Pubdate: Sat, 01 Apr 2006
Source: Antigua Sun (Antigua)
Copyright: 2006 SUN Printing & Publishing LTD
Author: Robert Sharpe


Dear Editor:

Good intentions are no substitute for effective drug education. 
Independent evaluations of Drug Abuse Resistance Education (DARE) 
have found the programme to be either ineffective or counterproductive.

The scare tactics used do more harm than good. Students who realise 
they've been lied to about marijuana may make the mistake of assuming 
that harder drugs like cocaine are relatively harmless as well. This 
is a recipe for disaster.

Drug education programmes must be reality-based or they may backfire 
when kids are inevitably exposed to drug use among their peers.

The importance of parental involvement in reducing drug use cannot be 
overstated.
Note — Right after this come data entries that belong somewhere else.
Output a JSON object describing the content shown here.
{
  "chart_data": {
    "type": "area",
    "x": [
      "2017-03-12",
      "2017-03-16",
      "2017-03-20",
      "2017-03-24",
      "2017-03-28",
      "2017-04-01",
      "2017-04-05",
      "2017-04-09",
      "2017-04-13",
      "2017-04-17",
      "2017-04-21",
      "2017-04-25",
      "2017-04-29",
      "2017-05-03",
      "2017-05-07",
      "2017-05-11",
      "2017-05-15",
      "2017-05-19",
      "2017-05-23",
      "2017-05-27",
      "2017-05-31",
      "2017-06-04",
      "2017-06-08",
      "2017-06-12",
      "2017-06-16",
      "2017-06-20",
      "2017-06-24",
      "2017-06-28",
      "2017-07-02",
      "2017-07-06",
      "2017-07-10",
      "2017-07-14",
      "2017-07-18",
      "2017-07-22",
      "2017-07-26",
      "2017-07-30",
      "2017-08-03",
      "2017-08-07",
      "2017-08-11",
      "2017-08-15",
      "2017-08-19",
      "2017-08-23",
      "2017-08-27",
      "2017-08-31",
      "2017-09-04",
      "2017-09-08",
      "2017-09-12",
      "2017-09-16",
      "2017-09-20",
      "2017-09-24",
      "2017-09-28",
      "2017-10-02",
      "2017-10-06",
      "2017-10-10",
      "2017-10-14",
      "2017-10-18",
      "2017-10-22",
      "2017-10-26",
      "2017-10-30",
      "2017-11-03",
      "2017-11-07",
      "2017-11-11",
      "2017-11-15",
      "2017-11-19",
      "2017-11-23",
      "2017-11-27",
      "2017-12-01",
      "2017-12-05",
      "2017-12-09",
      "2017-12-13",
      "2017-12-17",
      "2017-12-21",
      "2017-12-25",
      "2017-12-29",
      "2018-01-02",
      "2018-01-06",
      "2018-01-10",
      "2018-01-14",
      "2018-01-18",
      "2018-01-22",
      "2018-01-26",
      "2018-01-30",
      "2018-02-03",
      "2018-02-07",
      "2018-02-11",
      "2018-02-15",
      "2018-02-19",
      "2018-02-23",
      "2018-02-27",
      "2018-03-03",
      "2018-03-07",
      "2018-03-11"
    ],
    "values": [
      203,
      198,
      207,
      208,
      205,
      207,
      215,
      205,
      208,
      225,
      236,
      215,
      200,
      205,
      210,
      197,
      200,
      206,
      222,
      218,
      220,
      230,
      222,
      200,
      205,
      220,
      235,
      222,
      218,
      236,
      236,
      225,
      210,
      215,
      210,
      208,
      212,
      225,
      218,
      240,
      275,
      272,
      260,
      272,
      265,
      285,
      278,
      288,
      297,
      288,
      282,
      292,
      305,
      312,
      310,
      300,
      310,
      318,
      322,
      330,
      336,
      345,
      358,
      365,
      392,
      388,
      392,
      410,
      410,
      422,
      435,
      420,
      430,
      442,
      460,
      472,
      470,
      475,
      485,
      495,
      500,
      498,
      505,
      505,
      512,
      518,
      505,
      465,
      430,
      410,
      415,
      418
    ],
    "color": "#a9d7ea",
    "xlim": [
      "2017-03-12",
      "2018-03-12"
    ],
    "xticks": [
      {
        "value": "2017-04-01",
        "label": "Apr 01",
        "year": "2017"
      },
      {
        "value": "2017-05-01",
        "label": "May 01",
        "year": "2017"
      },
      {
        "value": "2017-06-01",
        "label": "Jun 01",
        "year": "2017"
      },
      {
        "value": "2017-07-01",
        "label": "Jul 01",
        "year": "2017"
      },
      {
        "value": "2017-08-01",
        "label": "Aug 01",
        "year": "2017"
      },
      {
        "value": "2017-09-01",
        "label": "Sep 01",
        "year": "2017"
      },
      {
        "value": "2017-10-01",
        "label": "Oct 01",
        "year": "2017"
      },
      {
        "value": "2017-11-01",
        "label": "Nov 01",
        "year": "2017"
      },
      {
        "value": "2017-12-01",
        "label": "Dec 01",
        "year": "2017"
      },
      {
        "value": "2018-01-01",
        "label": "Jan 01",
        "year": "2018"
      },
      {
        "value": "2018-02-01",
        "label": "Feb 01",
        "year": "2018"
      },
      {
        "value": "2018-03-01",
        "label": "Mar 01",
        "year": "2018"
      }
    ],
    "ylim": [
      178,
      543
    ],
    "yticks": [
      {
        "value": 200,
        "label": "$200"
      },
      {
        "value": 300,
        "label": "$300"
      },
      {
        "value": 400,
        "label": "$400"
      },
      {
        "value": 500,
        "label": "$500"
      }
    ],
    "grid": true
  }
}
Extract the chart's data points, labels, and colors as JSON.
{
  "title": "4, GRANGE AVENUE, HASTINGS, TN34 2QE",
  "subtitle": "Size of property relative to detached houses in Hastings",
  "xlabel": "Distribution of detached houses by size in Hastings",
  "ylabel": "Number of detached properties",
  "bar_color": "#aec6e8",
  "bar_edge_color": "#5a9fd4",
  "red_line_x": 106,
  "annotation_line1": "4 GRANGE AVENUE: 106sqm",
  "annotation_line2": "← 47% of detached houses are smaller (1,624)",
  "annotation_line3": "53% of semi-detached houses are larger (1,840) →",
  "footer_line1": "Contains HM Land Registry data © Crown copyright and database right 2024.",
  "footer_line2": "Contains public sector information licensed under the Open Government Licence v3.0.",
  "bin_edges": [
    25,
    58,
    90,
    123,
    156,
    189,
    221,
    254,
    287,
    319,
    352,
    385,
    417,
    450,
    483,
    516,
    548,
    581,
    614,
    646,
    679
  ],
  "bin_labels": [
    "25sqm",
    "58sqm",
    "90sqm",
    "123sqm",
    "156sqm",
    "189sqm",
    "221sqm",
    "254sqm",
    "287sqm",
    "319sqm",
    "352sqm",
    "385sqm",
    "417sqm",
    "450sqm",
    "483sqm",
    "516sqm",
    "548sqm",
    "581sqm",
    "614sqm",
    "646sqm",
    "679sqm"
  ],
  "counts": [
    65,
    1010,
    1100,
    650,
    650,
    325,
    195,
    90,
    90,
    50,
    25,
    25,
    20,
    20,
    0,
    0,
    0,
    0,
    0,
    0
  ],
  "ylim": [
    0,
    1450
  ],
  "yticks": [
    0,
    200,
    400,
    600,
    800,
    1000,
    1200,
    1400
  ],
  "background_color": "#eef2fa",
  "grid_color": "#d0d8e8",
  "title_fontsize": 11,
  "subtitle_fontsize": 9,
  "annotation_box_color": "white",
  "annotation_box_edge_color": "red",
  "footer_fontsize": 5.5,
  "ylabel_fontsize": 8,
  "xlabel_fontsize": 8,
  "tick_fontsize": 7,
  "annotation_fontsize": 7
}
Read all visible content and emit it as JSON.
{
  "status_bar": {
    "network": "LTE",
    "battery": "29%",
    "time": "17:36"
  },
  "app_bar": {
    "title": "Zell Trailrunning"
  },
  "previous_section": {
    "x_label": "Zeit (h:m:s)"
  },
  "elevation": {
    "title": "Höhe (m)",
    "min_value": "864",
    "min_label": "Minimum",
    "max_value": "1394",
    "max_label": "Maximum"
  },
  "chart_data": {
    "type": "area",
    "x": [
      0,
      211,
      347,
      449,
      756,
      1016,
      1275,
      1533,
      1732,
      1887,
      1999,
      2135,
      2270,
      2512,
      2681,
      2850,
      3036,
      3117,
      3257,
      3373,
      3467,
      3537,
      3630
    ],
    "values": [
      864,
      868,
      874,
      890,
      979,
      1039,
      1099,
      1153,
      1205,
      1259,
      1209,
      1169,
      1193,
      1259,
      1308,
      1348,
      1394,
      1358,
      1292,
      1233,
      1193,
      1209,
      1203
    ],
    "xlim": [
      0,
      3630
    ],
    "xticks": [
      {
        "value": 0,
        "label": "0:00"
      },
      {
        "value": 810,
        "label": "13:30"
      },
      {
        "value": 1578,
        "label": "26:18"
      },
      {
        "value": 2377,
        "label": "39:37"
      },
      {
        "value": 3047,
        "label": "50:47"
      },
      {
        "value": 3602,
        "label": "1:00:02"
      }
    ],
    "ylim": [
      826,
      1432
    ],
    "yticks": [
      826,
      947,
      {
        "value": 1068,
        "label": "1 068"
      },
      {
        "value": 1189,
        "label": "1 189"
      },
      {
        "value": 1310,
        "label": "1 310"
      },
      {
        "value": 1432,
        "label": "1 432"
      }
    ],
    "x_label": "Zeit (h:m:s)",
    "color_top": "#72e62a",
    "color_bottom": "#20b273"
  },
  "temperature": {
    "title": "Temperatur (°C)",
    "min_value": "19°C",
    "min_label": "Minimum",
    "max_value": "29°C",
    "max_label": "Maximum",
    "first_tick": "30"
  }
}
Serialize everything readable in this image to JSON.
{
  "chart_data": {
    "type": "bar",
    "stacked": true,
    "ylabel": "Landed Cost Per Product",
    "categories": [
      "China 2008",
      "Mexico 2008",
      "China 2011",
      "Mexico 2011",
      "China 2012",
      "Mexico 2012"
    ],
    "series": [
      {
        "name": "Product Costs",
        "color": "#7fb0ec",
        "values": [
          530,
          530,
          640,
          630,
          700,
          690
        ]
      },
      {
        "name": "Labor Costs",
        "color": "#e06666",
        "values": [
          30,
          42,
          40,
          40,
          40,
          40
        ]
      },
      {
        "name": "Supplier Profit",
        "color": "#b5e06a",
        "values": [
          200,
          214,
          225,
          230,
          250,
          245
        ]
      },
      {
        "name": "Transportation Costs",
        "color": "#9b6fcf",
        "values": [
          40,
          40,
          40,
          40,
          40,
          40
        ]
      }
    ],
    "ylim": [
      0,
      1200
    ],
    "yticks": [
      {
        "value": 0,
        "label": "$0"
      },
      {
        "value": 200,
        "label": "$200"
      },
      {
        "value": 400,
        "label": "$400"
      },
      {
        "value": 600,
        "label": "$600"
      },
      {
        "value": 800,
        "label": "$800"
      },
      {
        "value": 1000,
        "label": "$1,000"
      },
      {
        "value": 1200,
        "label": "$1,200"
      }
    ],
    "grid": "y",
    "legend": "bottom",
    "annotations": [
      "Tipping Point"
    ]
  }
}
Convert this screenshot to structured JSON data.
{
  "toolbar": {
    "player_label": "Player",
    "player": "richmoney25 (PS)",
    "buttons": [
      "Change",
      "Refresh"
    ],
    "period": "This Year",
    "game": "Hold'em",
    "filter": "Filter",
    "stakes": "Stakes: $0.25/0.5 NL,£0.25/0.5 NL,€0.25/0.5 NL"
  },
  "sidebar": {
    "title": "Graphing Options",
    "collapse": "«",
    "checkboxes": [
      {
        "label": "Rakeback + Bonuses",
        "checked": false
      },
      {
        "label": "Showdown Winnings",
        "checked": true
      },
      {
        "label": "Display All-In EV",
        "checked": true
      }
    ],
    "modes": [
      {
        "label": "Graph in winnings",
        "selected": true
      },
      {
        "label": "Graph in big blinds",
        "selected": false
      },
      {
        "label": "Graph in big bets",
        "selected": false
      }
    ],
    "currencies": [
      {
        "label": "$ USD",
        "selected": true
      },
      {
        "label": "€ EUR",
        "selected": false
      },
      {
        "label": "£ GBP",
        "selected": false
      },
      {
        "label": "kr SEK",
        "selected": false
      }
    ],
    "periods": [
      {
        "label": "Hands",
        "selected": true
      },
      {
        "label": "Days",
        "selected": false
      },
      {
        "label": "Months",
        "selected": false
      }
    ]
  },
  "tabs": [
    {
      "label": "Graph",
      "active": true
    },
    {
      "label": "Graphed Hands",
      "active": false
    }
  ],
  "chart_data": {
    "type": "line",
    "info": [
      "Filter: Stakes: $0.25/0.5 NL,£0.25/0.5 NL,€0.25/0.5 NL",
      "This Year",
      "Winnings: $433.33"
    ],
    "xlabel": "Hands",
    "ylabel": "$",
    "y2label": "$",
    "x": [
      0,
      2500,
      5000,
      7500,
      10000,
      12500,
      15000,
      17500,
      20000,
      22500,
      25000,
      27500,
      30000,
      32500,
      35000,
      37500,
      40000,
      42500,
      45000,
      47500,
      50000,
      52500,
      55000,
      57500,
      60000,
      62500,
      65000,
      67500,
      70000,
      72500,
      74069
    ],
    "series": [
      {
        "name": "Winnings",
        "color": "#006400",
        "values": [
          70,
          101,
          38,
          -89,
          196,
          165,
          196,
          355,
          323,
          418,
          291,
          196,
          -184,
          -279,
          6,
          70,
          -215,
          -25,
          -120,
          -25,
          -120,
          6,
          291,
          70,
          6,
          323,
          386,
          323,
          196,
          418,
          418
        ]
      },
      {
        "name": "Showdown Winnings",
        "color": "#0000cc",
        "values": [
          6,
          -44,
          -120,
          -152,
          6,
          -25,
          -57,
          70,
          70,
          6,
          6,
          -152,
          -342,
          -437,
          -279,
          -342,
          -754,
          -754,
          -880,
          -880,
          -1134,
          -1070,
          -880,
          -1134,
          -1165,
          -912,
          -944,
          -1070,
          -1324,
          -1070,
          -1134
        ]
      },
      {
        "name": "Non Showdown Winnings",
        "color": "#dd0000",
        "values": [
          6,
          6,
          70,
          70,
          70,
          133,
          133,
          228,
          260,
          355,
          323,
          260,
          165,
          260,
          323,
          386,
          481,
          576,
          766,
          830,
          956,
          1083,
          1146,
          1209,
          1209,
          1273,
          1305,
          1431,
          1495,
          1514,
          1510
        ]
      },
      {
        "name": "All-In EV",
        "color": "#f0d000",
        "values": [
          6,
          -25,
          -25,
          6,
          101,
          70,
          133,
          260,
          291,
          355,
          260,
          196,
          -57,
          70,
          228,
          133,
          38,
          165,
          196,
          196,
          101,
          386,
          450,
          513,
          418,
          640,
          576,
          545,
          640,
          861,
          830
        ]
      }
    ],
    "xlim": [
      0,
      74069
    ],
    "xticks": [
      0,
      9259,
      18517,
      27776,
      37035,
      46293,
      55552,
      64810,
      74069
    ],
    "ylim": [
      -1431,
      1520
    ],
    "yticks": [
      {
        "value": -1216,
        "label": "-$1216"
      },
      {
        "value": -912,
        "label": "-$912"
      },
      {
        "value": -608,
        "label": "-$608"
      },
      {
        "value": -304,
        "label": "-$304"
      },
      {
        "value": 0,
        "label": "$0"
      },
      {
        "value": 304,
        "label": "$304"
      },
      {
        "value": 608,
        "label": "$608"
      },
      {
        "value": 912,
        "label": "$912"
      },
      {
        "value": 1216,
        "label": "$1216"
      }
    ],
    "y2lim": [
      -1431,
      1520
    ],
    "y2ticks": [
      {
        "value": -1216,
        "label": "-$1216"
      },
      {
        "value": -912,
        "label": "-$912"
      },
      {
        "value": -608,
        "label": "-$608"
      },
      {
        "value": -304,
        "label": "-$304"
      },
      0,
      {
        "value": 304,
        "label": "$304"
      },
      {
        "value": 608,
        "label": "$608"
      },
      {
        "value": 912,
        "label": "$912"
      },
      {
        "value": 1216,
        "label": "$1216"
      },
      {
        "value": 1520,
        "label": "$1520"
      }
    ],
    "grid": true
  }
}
School-based extracurricular activities have also been 
shown to reduce drug use.  They keep kids busy during the hours 
they're most likely to get into trouble.

In order for drug education to effectively reduce harm, it has to be 
credible. The most popular recreational drug and the one most closely 
associated with violent behaviour is often overlooked. That drug is 
alcohol, and it takes far more lives each year than all illegal drugs 
combined. Alcohol may be legal, but it's still the number one drug problem.